GNOME Bugzilla – Bug 763377
gcab corrupts identical files on extraction
Last modified: 2016-03-09 17:26:43 UTC
Created attachment 323518 [details] cab1.cab Gcab is unable to extract identical files that share compressed data. The result is that one or more of the files are extracted with corrupted contents. Attached is a cab archive that exhibits the problem. It was created by WiX, which apparently optimises the storage of files with identical contents by making them share compressed data. As far as I can tell, each group of same-content files will begin at offset 0 in the same folder for obvious reasons; this can probably be relied upon in case it would make the code simpler. The attached cab contains two identical files, frn1.pdf and frn2.pdf (a public domain document, by the way). Extracting them with gcab will result in one of them being corrupt. Other tools extract the files without error. This bug may be related to bug 763376, or at least have related solutions.

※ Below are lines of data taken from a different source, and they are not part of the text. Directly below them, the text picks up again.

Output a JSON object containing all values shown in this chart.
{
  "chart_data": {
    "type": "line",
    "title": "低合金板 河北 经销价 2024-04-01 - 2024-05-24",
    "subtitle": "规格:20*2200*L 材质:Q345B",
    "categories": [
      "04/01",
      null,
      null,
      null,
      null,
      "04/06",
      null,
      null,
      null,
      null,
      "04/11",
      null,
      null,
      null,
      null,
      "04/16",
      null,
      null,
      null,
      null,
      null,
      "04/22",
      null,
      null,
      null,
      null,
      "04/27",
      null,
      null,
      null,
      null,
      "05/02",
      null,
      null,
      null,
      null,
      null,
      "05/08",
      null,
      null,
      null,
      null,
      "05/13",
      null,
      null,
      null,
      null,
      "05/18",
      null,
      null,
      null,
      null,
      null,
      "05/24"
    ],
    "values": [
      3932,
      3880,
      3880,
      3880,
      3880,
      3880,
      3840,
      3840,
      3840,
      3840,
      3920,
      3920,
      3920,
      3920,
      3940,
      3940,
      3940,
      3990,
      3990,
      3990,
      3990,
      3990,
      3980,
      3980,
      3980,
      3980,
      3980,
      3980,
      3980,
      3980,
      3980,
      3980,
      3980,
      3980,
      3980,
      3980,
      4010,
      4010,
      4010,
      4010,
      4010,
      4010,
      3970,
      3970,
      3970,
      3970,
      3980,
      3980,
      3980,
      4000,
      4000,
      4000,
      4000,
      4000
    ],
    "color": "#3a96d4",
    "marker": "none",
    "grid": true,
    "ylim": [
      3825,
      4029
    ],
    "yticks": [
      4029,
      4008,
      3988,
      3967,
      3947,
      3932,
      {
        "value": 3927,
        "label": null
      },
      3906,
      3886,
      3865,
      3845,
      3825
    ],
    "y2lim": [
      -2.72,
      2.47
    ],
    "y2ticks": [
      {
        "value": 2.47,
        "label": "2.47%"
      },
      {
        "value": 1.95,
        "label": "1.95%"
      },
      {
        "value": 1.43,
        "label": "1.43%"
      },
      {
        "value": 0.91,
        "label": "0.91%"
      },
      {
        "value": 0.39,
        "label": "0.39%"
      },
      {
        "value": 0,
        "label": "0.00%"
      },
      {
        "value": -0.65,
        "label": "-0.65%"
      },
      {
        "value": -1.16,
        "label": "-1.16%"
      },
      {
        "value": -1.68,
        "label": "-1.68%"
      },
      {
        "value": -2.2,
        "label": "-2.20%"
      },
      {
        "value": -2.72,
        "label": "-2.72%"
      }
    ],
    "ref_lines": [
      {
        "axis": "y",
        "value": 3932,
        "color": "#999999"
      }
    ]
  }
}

The following fix has been pushed: 616e77a extract: learn to rewind if needed
Created attachment 323524 [details] [review] extract: learn to rewind if needed In some cases, files my point to previously treated offset. Let's rewind in this case.
(In reply to Mattias Engdegård from comment #0) > The attached cab contains two identical files, frn1.pdf and frn2.pdf (a > public domain document, by the way). interesting reading ;)
(In reply to Marc-Andre Lureau from comment #1) > The following fix has been pushed: > 616e77a extract: learn to rewind if needed Thank you!